Methods: We conducted a cross-sectional study of United States adults using data from the National Health and Nutrition Examination Survey (NHANES) to examine the relationships of health insurance with seven DNA methylation-based biomarkers of aging (epigenetic age): HannumAge, HorvathAge, SkinBloodAge, PhenoAge, GrimAge2, DNAm Telomere Length, and DunedinPoAm.

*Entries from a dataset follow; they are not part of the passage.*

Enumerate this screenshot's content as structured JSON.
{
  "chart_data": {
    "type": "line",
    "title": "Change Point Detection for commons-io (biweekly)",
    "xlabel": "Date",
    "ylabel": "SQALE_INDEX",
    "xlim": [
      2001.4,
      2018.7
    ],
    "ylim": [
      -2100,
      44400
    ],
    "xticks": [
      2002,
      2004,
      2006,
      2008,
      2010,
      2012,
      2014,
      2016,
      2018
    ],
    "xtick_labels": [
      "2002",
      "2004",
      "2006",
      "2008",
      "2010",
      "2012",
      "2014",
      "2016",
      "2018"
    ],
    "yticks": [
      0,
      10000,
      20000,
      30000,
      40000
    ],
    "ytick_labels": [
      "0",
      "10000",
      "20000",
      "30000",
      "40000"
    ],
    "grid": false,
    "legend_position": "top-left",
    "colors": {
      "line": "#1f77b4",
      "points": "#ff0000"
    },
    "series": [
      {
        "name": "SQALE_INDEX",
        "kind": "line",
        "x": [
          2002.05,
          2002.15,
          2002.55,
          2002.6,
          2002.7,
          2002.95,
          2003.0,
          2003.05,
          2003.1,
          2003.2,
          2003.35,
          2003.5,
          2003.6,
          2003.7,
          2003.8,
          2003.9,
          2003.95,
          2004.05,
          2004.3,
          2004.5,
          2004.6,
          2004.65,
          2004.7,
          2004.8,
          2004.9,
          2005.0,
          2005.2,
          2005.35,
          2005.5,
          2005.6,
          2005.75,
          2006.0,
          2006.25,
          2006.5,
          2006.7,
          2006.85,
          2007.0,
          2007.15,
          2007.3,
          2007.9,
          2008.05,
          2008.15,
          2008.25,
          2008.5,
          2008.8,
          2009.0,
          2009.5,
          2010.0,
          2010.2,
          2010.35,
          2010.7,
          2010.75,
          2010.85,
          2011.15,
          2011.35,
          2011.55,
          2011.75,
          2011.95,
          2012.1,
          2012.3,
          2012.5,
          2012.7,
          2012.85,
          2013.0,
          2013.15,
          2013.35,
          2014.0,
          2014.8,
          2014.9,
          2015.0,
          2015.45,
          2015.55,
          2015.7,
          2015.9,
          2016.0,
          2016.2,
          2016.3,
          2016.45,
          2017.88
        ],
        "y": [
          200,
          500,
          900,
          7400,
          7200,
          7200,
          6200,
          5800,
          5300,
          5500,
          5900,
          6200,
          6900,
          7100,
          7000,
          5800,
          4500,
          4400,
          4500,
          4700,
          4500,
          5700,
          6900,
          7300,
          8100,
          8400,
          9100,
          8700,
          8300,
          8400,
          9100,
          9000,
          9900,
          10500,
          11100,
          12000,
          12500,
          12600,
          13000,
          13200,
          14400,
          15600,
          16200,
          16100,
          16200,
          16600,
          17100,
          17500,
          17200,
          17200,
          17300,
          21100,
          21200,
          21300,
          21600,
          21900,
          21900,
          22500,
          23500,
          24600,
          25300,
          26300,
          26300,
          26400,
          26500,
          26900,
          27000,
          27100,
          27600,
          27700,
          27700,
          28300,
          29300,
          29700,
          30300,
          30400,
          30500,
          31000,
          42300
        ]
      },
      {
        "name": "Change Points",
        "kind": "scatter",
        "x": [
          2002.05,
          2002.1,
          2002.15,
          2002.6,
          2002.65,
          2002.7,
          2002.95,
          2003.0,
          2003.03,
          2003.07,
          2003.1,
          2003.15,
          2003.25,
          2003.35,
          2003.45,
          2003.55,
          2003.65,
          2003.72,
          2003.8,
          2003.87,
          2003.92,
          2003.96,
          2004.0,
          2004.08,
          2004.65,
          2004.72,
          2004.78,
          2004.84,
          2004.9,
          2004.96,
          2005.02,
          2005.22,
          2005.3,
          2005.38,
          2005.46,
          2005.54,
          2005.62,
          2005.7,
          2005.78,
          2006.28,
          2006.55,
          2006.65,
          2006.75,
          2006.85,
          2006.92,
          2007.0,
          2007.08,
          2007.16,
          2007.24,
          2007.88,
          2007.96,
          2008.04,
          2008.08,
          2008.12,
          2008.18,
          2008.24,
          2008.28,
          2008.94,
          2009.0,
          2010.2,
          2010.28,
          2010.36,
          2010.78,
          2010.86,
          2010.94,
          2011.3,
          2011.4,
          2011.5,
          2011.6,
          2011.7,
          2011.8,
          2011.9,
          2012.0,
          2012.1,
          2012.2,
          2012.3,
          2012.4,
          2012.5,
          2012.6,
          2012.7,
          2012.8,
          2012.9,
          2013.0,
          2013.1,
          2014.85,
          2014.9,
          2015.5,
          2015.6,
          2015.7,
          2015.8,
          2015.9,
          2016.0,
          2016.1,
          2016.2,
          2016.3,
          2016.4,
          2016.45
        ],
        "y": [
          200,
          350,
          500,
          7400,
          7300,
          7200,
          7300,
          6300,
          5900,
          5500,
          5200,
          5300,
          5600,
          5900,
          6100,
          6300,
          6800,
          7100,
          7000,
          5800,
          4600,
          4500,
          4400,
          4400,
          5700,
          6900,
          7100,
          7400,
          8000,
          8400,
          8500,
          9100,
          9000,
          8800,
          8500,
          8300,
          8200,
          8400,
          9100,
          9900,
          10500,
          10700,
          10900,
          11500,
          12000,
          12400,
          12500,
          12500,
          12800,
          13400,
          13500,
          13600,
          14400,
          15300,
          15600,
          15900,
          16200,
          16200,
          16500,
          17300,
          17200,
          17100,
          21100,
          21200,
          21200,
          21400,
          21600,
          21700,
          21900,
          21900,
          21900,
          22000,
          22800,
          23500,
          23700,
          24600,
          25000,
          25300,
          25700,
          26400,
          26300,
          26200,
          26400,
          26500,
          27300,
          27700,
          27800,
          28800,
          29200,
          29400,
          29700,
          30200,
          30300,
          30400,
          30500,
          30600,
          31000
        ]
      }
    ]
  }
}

Results: Our analyses included 2315 participants with available health insurance and epigenetic aging data (mean [sd] age, 65.1 [9.3] years). Compared to the uninsured, having health insurance was associated with a 2.25-year lower GrimAge2 (95 %CI: -3.49, -1.02, P = 0.001) and a slower DunedinPoAm pace of aging (β = -0.04, 95 %CI: -0.06, -0.02, P < 0.001) in basic demographic-adjusted models. GrimAge2 (β = -1.42, 95 %CI: -2.75, -0.09, P = 0.04) and DunedinPoAm (β = -0.03, 95 %CI: -0.06, -0.01, P = 0.02) relationships were attenuated after additional adjustments for general health, body mass index (BMI), education, occupation, and poverty-to-income ratio. Model estimates were larger if insurance plans were more comprehensive and included dental coverage and/or single service plans. When considering categories of insurance, similar trends were observed with private insurance and public insurance plans (i.e. Medicare, Medicaid/CHIP, and other government plans), although private insurance relationships were more often statistically significant.
Conclusion: Our findings suggest that epigenetic aging measures may be useful for examining the relationship between health insurance and population health, with potential implications for policy decisions.
Keywords: CHIP; DNA methylation age; Dental insurance; Medicaid; Medicare.
© 2025 The Authors.
Conflict of interest statement
The authors declare that they have no known competing financial interests or personal relationships that could have appeared to influence the work reported in this paper.